The garments in the exhibition—coats, ponchos, bags, shirts, and pants—replay, recycle, and echo the remnants of fabrics used to create the artist’s quilts, collages, textiles and sculptures. A sense of recycling and breaking down utilitarian versus aesthetic hierarchies has evolved in the artist’s studio. Collages become quilts, quilts become soft sculptures, and sculptures become clothes. The Bauhaus movement, with its challenge to the design versus high art dichotomy, is an ever present touchstone for the artist and his seemingly inexhaustible forays into craft and design.

Growing up on a farm in rural Pennsylvania, Amish quilts, with bright colors and geometric shapes, were early aesthetic influence. The artist’s mother, grandmother, and aunts were seamstresses who focused mostly on utilitarian clothing for the family. At the age of 12 Ruby’s mother gave him a sewing machine. As a teenager Ruby would piece together clothing with rudimentary and patchwork-like “non-utilitarian” construction, often referencing the post-punk movement.

The clothes on view are also a unique glimpse into the seeds of the artist’s feted collaborations with the fashion designer Raf Simons. In 2007, the artist designed the first Raf Simons store in Tokyo with bleached and splattered denim covering the walls from floor to ceiling and showcases echoing minimalist sculpture. This led to a capsule denim collection in 2009, and culminated in the full-fledged collaborative collection RAF SIMONS | STERLING RUBY Fall/Winter 2014.

Sterling Ruby was born on an American Air Force base in Bitburg, Germany in 1972. He lives and works in Los Angeles.

Public collections include Museum of Modern Art, New York; Solomon R. Guggenheim Museum, New York; Whitney Museum of American Art, New York; Museum of Contemporary Art, Chicago; Museum of Contemporary Art, North Miami; Museum of Contemporary Art, Los Angeles; Los Angeles County Museum of Art; San Francisco Museum of Modern Art; Montreal Museum of Fine Arts; Tate, London; Centre Georges Pompidou, Paris; and Moderna Museet, Stockholm.

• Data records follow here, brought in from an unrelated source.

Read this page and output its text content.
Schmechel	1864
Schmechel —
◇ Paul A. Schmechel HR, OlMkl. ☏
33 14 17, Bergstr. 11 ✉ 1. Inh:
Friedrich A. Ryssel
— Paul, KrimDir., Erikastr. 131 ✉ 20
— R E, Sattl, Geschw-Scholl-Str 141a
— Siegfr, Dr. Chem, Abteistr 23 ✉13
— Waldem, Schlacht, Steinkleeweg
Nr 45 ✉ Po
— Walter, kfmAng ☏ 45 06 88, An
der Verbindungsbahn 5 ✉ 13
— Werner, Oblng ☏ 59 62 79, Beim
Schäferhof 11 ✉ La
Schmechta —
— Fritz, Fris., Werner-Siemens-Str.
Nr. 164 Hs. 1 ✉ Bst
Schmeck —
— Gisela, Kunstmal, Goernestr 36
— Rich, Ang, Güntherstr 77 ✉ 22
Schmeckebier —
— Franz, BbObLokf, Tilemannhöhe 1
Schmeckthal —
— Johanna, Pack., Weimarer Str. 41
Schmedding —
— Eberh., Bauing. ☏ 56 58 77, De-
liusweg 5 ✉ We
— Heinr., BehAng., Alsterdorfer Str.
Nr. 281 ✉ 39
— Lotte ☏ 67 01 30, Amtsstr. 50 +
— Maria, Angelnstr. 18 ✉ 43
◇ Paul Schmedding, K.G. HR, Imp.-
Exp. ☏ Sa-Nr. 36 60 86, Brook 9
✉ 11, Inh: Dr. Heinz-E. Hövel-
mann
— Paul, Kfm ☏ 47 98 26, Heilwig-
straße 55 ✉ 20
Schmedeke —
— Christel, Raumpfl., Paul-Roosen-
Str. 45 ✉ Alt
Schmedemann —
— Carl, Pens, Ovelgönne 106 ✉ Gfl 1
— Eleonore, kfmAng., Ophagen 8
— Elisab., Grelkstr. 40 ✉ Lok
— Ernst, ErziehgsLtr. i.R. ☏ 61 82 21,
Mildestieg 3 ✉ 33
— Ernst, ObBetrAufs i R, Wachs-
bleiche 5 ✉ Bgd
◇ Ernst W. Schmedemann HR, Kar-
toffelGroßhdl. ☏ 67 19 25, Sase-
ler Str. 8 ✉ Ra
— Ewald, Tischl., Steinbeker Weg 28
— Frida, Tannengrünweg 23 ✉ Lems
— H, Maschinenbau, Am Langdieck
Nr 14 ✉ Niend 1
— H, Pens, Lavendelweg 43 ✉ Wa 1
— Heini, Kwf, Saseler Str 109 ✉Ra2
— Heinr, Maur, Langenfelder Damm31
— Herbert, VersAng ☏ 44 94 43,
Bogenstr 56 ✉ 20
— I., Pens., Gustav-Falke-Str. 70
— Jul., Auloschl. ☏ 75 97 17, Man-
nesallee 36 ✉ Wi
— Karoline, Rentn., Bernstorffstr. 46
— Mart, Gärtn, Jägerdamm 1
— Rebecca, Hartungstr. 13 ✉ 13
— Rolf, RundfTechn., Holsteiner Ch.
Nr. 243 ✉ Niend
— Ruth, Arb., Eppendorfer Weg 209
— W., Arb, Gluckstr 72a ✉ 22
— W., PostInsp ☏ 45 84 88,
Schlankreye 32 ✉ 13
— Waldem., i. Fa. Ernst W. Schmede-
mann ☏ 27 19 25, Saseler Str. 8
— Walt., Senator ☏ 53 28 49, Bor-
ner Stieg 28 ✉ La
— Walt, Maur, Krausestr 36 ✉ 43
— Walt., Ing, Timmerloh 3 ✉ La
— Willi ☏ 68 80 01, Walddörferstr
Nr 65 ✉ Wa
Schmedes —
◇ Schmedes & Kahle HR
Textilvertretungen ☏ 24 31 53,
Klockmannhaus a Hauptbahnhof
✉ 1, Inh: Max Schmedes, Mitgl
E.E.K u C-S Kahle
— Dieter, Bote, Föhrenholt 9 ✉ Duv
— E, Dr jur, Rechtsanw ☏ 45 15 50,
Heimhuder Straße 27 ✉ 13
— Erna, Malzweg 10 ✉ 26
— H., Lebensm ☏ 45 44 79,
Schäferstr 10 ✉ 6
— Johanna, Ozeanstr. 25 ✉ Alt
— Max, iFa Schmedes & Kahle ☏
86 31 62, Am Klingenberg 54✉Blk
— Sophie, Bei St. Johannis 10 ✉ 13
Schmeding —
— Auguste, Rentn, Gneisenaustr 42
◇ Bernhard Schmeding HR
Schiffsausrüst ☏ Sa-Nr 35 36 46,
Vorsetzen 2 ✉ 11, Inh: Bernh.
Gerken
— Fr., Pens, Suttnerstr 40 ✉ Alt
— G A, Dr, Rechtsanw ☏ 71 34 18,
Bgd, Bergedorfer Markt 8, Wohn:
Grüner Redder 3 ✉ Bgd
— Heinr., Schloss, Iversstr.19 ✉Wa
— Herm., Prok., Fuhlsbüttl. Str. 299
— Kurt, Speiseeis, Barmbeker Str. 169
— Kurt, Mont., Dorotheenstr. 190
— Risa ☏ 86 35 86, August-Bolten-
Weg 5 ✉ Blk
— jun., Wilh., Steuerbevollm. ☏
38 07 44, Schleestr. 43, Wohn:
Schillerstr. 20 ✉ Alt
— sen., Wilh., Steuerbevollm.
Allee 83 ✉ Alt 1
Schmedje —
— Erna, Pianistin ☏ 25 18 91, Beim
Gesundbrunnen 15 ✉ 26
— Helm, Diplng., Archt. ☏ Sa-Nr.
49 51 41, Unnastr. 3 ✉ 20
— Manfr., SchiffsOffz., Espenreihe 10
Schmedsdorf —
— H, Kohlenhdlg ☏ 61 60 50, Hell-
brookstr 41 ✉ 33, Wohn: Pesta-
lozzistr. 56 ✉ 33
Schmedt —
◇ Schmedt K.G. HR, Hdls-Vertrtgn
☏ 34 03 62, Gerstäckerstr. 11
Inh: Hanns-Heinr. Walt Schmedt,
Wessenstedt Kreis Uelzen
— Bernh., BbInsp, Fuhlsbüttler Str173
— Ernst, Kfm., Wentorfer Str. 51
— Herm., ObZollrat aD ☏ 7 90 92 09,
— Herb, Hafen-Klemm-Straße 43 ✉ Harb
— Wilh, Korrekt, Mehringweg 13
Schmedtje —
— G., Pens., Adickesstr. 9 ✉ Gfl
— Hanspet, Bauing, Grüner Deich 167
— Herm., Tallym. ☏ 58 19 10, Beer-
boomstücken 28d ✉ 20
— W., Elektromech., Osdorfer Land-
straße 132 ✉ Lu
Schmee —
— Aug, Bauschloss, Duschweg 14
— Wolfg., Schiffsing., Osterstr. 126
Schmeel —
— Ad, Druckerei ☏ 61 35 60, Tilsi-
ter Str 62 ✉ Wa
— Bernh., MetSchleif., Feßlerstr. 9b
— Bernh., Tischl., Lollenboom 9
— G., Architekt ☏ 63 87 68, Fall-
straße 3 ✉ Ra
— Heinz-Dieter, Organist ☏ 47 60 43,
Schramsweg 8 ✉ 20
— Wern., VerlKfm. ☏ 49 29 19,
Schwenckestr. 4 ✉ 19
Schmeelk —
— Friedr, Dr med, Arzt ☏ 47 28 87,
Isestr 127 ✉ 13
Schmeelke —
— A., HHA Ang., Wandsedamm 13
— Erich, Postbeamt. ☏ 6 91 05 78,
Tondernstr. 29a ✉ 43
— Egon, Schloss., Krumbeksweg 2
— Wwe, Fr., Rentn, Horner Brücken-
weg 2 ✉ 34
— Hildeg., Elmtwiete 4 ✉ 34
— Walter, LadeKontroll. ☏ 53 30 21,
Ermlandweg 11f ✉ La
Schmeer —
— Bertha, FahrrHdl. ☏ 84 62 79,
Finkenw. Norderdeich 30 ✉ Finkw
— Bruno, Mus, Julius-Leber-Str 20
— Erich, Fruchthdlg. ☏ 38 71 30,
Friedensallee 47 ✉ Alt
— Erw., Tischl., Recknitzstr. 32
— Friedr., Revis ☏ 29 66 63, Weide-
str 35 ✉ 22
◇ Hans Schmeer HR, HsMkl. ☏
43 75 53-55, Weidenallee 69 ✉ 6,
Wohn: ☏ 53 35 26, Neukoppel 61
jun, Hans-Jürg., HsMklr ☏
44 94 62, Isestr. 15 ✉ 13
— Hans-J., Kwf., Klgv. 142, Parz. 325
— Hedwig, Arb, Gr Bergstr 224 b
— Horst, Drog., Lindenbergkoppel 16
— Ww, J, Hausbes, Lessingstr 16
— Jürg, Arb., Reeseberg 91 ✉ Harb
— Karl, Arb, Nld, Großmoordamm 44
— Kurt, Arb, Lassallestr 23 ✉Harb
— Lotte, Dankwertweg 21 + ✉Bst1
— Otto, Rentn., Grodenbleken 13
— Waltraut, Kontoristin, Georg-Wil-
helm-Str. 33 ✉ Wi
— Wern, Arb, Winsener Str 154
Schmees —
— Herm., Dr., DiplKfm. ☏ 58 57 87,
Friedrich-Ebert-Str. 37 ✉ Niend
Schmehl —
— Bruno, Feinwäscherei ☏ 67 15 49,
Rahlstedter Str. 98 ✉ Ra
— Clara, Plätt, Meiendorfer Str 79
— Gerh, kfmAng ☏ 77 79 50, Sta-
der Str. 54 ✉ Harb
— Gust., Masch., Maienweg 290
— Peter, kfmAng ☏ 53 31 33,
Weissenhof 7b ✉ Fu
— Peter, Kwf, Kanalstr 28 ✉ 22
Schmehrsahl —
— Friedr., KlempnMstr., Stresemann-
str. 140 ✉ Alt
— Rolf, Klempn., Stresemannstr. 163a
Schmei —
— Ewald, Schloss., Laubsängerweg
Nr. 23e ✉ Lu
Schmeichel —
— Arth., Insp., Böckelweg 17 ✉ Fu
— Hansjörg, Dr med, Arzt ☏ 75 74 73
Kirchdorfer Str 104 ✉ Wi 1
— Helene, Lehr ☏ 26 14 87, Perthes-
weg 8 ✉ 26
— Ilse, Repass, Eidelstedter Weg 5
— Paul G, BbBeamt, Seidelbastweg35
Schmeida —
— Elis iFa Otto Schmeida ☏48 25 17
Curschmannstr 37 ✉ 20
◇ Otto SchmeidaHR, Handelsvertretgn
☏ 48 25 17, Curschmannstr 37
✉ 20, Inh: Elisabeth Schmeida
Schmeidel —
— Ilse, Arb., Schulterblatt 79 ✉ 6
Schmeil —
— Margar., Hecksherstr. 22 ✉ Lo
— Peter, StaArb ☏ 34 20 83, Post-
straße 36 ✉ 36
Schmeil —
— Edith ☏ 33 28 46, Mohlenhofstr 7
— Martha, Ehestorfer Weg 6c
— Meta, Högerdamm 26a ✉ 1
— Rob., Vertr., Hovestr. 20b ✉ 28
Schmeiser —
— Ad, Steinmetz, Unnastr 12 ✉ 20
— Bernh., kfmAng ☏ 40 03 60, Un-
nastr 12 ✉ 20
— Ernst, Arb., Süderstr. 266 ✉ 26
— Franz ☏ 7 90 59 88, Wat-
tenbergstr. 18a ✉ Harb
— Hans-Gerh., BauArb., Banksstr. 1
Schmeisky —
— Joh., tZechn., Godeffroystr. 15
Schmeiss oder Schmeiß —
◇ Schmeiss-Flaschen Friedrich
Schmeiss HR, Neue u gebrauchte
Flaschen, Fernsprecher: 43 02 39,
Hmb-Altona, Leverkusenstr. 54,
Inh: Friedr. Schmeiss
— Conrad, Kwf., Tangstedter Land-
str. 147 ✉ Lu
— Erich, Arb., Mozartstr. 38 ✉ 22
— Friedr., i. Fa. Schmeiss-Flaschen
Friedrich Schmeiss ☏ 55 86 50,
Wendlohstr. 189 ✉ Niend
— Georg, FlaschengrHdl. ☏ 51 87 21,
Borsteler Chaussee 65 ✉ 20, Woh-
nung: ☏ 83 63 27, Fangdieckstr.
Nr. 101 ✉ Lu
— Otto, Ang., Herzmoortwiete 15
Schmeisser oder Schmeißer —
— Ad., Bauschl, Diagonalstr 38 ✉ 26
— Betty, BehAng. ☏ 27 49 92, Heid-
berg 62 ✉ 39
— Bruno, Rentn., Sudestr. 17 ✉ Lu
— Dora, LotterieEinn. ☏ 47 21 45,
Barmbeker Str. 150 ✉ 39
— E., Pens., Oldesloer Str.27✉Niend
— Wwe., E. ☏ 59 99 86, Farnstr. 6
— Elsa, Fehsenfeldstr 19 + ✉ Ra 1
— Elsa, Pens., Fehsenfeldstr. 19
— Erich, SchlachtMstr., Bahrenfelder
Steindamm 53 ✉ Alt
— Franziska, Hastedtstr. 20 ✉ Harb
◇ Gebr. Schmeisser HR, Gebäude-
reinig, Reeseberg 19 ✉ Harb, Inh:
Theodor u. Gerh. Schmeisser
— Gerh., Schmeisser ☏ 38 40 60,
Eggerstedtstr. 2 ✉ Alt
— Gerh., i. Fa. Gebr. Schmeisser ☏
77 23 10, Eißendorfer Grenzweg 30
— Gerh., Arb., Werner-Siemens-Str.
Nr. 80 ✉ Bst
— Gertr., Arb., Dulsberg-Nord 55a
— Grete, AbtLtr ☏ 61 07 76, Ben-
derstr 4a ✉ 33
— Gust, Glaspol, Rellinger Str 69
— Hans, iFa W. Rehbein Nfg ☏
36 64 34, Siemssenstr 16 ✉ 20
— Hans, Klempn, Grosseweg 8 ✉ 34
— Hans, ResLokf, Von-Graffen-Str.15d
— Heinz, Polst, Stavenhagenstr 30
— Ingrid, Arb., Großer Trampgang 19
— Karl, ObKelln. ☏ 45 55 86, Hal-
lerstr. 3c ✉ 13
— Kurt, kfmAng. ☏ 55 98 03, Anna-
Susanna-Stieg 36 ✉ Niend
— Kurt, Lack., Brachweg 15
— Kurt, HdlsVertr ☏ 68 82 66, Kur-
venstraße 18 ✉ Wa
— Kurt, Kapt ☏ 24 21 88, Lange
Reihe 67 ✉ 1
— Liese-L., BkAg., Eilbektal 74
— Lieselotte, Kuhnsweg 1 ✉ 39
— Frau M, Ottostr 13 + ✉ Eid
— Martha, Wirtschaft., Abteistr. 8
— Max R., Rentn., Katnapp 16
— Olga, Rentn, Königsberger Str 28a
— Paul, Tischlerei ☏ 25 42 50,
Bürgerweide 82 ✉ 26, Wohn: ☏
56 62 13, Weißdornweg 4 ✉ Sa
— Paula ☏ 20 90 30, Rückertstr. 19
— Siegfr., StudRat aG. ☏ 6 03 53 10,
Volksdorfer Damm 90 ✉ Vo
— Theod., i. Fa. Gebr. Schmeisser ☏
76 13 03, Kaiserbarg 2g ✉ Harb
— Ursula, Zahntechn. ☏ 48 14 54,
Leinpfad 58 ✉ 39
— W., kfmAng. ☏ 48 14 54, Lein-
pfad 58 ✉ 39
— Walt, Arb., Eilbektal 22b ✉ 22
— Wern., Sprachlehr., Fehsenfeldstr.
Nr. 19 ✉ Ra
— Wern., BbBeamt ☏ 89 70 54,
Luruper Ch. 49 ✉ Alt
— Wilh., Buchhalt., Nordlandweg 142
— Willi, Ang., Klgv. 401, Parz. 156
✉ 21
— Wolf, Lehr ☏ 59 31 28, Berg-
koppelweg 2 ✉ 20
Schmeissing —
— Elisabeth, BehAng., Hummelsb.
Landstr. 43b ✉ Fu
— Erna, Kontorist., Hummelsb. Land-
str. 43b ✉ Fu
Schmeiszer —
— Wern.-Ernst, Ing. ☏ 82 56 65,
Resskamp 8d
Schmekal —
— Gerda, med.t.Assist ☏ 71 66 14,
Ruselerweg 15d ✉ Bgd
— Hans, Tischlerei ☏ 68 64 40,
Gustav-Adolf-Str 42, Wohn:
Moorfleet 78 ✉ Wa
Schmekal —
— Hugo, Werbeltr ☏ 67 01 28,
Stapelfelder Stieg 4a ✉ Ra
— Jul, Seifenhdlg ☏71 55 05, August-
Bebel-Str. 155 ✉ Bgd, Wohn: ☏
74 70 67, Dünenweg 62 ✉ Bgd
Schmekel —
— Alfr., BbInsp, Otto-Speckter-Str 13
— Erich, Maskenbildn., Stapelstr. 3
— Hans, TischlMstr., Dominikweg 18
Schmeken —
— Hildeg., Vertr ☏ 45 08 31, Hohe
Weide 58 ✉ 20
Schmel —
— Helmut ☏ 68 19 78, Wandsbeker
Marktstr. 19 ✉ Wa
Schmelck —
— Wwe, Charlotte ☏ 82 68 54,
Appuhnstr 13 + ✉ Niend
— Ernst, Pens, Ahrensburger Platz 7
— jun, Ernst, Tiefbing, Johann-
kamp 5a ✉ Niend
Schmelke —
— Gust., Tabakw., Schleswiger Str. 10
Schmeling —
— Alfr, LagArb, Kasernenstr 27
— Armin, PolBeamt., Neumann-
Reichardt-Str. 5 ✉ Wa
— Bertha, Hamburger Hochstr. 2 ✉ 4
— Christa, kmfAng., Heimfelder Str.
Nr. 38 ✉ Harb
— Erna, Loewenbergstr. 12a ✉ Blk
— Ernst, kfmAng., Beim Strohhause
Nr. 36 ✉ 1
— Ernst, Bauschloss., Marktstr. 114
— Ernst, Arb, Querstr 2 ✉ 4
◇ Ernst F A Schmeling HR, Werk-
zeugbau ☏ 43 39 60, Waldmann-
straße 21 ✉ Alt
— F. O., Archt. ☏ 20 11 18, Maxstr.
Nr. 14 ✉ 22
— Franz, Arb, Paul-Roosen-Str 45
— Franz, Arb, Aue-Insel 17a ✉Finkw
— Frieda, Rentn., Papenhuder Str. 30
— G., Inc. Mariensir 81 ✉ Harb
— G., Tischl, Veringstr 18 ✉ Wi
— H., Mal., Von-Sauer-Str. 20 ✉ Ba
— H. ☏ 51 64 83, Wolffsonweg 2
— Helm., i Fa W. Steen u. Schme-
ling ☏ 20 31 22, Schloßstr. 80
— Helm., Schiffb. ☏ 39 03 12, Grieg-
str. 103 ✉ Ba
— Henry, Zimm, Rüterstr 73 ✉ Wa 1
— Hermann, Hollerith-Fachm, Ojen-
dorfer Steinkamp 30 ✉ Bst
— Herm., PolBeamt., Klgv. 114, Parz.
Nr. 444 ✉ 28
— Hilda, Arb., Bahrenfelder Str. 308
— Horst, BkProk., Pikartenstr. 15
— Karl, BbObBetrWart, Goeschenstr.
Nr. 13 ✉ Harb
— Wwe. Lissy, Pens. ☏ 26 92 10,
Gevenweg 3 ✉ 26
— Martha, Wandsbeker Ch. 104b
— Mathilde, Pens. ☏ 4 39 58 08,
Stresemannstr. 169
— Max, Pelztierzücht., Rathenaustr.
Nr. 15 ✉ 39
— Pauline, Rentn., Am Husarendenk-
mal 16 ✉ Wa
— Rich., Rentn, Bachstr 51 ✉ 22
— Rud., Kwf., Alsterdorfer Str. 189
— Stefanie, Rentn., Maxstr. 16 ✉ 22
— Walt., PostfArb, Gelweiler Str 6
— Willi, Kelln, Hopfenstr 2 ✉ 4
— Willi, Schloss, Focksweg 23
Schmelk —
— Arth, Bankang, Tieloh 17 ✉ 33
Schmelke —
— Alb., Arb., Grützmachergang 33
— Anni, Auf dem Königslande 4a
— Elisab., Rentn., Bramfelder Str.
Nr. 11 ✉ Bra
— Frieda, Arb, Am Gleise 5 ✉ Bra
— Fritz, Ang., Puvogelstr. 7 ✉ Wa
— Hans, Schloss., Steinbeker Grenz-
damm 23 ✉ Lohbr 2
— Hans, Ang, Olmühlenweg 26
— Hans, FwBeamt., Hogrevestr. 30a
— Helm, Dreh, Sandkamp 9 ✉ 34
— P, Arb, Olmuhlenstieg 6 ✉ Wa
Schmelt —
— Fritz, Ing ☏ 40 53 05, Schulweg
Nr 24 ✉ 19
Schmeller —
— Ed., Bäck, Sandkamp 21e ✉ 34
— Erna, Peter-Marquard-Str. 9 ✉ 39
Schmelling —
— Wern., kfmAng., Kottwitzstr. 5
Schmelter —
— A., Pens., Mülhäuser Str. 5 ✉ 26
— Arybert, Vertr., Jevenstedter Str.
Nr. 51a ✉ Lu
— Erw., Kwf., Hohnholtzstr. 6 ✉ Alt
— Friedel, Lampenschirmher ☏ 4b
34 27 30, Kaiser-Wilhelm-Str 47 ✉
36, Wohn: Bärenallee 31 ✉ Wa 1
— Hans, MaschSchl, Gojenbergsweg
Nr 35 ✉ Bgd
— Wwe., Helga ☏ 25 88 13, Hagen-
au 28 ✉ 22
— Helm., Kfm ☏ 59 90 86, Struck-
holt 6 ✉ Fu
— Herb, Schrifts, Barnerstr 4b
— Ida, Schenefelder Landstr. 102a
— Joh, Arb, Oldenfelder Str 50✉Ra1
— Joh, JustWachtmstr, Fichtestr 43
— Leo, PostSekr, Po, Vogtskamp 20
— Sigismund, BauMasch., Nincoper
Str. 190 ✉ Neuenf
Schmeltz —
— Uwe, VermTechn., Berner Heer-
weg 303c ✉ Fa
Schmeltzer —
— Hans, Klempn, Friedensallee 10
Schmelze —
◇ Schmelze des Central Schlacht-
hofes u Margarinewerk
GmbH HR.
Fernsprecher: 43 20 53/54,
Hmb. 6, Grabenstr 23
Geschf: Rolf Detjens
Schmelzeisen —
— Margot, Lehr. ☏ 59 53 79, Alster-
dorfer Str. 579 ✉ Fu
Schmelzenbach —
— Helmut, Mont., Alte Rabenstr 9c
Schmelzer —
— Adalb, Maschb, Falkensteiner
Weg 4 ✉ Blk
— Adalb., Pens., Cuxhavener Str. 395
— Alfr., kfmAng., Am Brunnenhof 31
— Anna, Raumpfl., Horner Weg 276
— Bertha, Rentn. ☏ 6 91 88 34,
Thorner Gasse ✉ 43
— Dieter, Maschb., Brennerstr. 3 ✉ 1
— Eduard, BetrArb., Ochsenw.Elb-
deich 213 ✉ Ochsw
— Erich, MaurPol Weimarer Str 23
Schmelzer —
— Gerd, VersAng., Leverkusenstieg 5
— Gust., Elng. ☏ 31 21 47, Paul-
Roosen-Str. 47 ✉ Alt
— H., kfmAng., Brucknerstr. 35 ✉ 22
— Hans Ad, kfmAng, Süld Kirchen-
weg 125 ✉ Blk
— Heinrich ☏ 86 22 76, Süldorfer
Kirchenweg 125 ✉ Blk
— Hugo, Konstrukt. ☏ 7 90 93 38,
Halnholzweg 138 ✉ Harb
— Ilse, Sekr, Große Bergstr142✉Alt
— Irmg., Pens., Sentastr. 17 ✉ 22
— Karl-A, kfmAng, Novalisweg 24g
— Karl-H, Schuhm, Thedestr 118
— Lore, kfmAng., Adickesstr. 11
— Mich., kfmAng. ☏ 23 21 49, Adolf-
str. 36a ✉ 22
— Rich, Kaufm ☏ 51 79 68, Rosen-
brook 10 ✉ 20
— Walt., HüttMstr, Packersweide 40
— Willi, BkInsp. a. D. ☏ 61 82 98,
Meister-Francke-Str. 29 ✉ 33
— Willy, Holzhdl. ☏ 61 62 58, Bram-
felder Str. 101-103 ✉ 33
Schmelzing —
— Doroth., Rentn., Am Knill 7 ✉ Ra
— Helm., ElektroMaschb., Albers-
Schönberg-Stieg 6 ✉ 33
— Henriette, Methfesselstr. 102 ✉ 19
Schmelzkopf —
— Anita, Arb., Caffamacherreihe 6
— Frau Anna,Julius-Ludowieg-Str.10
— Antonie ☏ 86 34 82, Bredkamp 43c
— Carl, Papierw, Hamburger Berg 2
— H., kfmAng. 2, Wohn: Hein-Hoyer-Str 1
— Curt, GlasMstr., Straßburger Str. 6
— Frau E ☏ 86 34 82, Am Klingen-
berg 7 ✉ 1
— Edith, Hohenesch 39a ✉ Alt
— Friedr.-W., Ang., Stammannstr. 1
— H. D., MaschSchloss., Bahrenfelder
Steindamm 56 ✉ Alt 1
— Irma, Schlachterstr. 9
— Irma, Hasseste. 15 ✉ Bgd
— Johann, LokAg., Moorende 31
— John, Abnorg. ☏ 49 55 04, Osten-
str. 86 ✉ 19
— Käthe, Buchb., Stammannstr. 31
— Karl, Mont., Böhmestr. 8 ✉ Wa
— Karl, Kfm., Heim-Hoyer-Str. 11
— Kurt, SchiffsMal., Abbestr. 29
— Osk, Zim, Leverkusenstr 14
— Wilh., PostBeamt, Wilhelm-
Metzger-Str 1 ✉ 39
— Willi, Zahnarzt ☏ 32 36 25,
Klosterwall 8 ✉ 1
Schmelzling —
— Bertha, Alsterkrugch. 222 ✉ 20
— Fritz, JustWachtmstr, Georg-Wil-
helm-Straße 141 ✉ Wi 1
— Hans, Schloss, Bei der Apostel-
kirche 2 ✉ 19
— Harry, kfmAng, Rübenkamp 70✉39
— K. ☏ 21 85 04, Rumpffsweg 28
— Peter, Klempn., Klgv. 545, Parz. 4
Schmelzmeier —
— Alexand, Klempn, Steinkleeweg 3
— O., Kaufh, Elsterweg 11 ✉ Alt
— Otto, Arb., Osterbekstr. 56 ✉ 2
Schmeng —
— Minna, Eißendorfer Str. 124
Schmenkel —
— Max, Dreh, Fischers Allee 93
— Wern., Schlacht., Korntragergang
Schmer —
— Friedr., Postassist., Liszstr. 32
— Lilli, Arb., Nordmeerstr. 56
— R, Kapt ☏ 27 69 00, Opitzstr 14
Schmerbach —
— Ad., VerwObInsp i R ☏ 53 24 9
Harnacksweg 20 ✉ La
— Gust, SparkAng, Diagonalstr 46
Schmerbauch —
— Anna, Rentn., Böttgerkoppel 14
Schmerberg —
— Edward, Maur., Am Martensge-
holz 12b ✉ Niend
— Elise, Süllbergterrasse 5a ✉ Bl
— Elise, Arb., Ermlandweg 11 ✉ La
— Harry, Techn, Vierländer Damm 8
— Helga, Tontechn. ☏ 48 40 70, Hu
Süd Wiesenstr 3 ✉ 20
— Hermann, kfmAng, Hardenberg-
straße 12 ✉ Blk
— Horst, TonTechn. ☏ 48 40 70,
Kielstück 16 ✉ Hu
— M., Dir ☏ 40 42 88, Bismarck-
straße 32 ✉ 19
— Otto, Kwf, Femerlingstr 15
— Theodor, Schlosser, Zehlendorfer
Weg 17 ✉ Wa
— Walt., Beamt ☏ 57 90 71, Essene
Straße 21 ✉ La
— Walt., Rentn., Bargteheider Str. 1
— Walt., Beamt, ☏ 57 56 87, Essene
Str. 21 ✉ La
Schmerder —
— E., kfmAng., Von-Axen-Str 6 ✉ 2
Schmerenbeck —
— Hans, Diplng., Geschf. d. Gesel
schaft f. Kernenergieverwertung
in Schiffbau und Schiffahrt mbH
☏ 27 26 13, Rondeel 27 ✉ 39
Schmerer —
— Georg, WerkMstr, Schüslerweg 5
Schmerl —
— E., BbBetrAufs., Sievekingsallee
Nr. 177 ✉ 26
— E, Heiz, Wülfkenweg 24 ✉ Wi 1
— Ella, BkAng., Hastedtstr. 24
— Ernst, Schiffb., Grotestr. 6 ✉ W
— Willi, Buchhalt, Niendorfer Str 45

Solo exhibitions include “CHRON,” The Drawing Center, New York (2008); “SUPERMAX 2008,” Museum of Contemporary Art, Los Angeles (2008); “Grid Ripper,” Galleria d’Arte Moderna e Contemporanea, Bergamo (2008-09); “SOFT WORK,” Centre D’Art Contemporain, Geneva (2012, traveled to FRAC Champagne-Ardenne, Reims; Bonniers Konsthall, Stockholm; and Museo d’Arte Contemporanea, Rome); “CHRON II,” Fondazione MEMMO, Rome (2013, traveled to Kunsthalle Mainz); “DROPPA BLOCKA,” Museum Dhondt-Dhaenens, Ghent (2013); and “Sterling Ruby,”
Baltimore Museum of Art (2014).

In 2014, Ruby exhibited at the Taipei Biennial, the Gwangju Biennial, and the Whitney Biennial. Upcoming exhibitions include the biennial MADE IN L.A. 2016 at the Hammer Museum, Los Angeles, and a solo exhibition at the Winterpalais, Belvedere Museum, Vienna, Austria.